The volume and complexity of the rules, compounded by the frequent need for joint rulemaking and coordination among multiple agencies, should call for extra time to assimilate the proposals, CCMR contended. “Instead they are getting less time. Although it is difficult for even industry trade groups to participate at this pace, it is virtually impossible for individual firms and the public at large to meaningfully participate in the process.”

The chairs of the agencies most in the firing line, Gary Gensler at the CFTC and Mary Schapiro at the SEC, have stressed and even marveled at their staffs’ productivity under the sheer weight of Dodd-Frank demands and their tight, currently inflexible deadlines. At the December 16 CFTC meeting, Gensler said, “CFTC staff was closely engaged in the legislative process to enact the Dodd-Frank Act. Staff worked many weekends to provide technical assistance to Capitol Hill and serve as a resource to lawmakers. In the 148 days since the president signed the Dodd-Frank Act into law, the staff of the CFTC has continued to work tirelessly. had more than 475 meetings with the public on rulemakings, had more than 300 meetings with other regulators and organized seven public roundtables. Including the rules that the commission will consider today, CFTC staff has recommended 34 proposed rulemakings to the commission, four advanced notices of proposed rulemaking, two interim final rules and one final rule to implement the Dodd-Frank Act.”

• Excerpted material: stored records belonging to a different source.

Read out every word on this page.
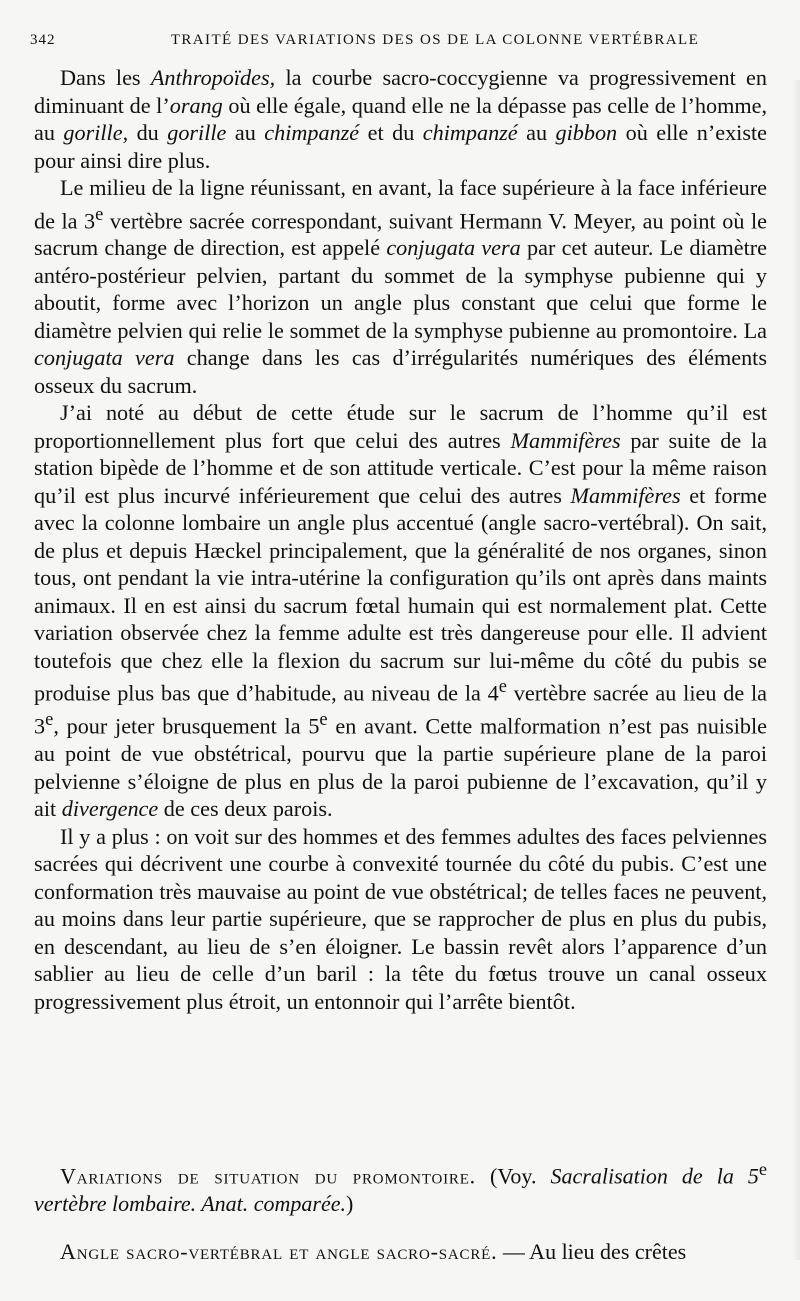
342	TRAITÉ DES VARIATIONS DES OS DE LA COLONNE VERTÉBRALE

Dans les Anthropoïdes, la courbe sacro-coccygienne va progressivement en diminuant de l’orang où elle égale, quand elle ne la dépasse pas celle de l’homme, au gorille, du gorille au chimpanzé et du chimpanzé au gibbon où elle n’existe pour ainsi dire plus.

Le milieu de la ligne réunissant, en avant, la face supérieure à la face inférieure de la 3e vertèbre sacrée correspondant, suivant Hermann V. Meyer, au point où le sacrum change de direction, est appelé conjugata vera par cet auteur. Le diamètre antéro-postérieur pelvien, partant du sommet de la symphyse pubienne qui y aboutit, forme avec l’horizon un angle plus constant que celui que forme le diamètre pelvien qui relie le sommet de la symphyse pubienne au promontoire. La conjugata vera change dans les cas d’irrégularités numériques des éléments osseux du sacrum.

J’ai noté au début de cette étude sur le sacrum de l’homme qu’il est proportionnellement plus fort que celui des autres Mammifères par suite de la station bipède de l’homme et de son attitude verticale. C’est pour la même raison qu’il est plus incurvé inférieurement que celui des autres Mammifères et forme avec la colonne lombaire un angle plus accentué (angle sacro-vertébral). On sait, de plus et depuis Hæckel principalement, que la généralité de nos organes, sinon tous, ont pendant la vie intra-utérine la configuration qu’ils ont après dans maints animaux. Il en est ainsi du sacrum fœtal humain qui est normalement plat. Cette variation observée chez la femme adulte est très dangereuse pour elle. Il advient toutefois que chez elle la flexion du sacrum sur lui-même du côté du pubis se produise plus bas que d’habitude, au niveau de la 4e vertèbre sacrée au lieu de la 3e, pour jeter brusquement la 5e en avant. Cette malformation n’est pas nuisible au point de vue obstétrical, pourvu que la partie supérieure plane de la paroi pelvienne s’éloigne de plus en plus de la paroi pubienne de l’excavation, qu’il y ait divergence de ces deux parois.

Il y a plus : on voit sur des hommes et des femmes adultes des faces pelviennes sacrées qui décrivent une courbe à convexité tournée du côté du pubis. C’est une conformation très mauvaise au point de vue obstétrical; de telles faces ne peuvent, au moins dans leur partie supérieure, que se rapprocher de plus en plus du pubis, en descendant, au lieu de s’en éloigner. Le bassin revêt alors l’apparence d’un sablier au lieu de celle d’un baril : la tête du fœtus trouve un canal osseux progressivement plus étroit, un entonnoir qui l’arrête bientôt.

Variations de situation du promontoire. (Voy. Sacralisation de la 5e vertèbre lombaire. Anat. comparée.)

Angle sacro-vertébral et angle sacro-sacré. — Au lieu des crêtes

Gensler added, “The staff has organized eight Dodd-Frank rulemaking meetings in addition to the four other public CFTC meetings on issues related to our pre-Dodd-Frank authorities. The twelve open meetings we’ve had this year is more than we had – in aggregate – from 2000 through 2008.”

The SEC highlights its Dodd-Frank Act “accomplishments” on its Web site. As of mid-December, 39 were listed, including rules proposed on December 15 covering mandatory clearing of security-based swaps, an end-user exception from mandatory clearing, disclosure by securities issuers of “conflict minerals” in Africa and mine safety and health disclosures.